Une hypothèque de deuxième rang en faveur des OST
Pour donner à cette opération toutes les chances de réussite,
le ministère de l’Habitat a décidé d’offrir plusieurs
avantages inédits aux promoteurs immobiliers privés. Les organismes
sous tutelle (OST) accorderont ainsi un rabais de 20 % sur le prix au mètre
carré par rapport aux prix déjà intéressants qu’ils
pratiquent actuellement.
Les modalités de paiement seront également plus attrayantes. A ce
titre, les promoteurs bénéficiaires ne seront pas tenus de payer
immédiatement. Ils prendront possession des terrains sans avance ni paiement
partiel et disposent d’un délai maximal de quatre ans pour régler
la facture. Pour Abdellah Serhane, ce délai permettra largement au promoteur
d’achever son projet et de le commercialiser.

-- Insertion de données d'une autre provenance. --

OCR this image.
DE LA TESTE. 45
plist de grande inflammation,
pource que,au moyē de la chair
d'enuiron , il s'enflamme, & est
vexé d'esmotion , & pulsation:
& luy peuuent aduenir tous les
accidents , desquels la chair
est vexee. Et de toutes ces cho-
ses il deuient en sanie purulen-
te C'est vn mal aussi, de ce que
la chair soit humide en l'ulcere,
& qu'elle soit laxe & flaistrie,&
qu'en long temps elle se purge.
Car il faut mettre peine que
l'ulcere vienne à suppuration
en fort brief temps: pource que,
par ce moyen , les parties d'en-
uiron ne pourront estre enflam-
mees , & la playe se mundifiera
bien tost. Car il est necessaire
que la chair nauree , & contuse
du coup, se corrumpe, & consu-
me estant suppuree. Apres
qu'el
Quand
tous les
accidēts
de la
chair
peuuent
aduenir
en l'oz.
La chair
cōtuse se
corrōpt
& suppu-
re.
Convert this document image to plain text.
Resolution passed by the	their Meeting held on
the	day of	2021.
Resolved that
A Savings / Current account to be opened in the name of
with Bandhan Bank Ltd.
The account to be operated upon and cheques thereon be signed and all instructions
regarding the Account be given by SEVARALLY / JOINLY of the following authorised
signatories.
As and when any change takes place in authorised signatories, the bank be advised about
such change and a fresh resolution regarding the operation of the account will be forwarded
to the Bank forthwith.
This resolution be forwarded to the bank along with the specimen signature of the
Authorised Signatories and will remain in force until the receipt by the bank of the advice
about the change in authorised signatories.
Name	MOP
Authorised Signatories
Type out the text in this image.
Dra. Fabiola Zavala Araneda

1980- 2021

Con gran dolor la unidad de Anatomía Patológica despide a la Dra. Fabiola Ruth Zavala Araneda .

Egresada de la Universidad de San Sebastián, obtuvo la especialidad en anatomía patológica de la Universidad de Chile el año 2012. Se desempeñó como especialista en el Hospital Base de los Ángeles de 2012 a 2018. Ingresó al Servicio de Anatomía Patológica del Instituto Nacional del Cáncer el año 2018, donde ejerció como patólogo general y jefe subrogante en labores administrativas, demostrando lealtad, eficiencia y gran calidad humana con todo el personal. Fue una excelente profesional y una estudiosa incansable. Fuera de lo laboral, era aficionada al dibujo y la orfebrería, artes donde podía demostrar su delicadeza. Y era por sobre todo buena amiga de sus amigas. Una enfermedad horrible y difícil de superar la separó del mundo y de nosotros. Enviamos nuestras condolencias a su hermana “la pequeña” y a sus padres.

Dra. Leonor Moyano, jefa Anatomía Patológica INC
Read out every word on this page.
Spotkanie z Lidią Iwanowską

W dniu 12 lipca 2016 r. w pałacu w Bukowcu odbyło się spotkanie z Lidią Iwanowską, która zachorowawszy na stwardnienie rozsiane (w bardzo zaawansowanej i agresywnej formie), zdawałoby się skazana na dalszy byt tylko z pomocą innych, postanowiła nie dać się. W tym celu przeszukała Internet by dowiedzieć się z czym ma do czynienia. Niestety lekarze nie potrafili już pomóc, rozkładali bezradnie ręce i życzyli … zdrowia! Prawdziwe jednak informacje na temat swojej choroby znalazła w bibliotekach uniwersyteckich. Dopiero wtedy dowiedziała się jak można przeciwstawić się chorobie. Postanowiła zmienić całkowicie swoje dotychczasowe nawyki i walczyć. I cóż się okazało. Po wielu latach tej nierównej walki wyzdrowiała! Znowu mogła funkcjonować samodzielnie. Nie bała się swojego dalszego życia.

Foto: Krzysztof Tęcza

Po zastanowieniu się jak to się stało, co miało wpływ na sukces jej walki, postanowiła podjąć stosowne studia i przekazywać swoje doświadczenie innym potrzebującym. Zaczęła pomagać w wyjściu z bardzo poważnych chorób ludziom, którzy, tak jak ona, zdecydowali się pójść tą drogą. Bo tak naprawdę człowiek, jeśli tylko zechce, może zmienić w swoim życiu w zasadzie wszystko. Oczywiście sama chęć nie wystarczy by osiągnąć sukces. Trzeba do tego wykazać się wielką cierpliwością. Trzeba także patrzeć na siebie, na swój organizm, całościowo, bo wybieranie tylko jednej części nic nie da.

Néanmoins, pour éviter toute défection, le ministère
se devait de mettre en place des moyens pour sécuriser le paiement. Il
a donc prévu à cette fin d’assortir l’acte de vente
d’une hypothèque en deuxième rang sur le terrain objet de
la transaction, le premier rang étant laissé vacant au cas où
le promoteur ferait appel à un financement bancaire. En plus de l’hypothèque,
le promoteur signera également un billet à ordre et, pour les personnes
physiques, souscrira une assurance décès au profit de l’organisme
vendeur.
Au ministère de l’Habitat, tout est prêt pour le lancement
des appels à manifestation d’intérêt. « Les lots
déjà répertoriés sont des terrains de premier choix
appartenant aux établissements publics, très bien situés
et, élément important, disposant tous de titres fonciers»,
assure M. Serhane. Ces terrains sont, de plus, situés dans les grandes
villes, c’est-à-dire là où il y a une demande certaine
et solvable.
Concernant les aspects administratifs et juridiques, le dispositif est tout aussi
bien ficelé. Il concerne notamment les documents qui régiront les
transactions comme les actes de vente et les cahiers des charges.
Les terrains proposés sont bien situés, viabilisés et titrés
Les promoteurs sélectionnés signeront donc des conventions qui feront
office d’actes de vente avec les établissements publics. Parallèlement,
ils seront tenus de respecter «un cahier des charges qui est très
souple», souligne le directeur des établissements publics. En substance,
il explique que «hormis les dispositions de garantie du paiement, le principe
général est de laisser toute latitude aux promoteurs dans leurs
choix». Une seule obligation, toutefois, leur est faite : ils doivent consacrer
au moins 60% de leur projet au logement économique. Abdellah Serhane souligne,
à ce titre, que « les promoteurs qui feront plus de 60 % en logements
économiques seront privilégiés et auront plus d’avantages».
Pour le reste, ils sont libres dans le choix du standing, des matériaux
et dans la conduite de leur chantier.
Les responsables sont optimistes quant à la réussite de l’opération
en rappelant qu’elle va surtout profiter aux petits et moyens promoteurs
et aux PME liées à la promotion immobilière. A travers ces
PME, une autre population pourra en profiter de manière indirecte. On cite,
entre autres, les architectes, les ingénieurs, les topographes et les jeunes
promoteurs du secteur des BTP.
L’autre objectif de l’opération, comme le précise Abdellah
Serhane, «est de mobiliser l’épargne oisive au niveau des banques
en la réorientant vers le secteur de l’habitat pour rendre ce dernier
de plus en plus crédible et rentable» .
En 1998, dès qu’il avait pris l’Habitat en charge, le prédécesseur
de M. Hjira, Mohamed Lambarki, avait lancé une opération similaire
annoncée, elle aussi, sous le signe du partenariat public-privé.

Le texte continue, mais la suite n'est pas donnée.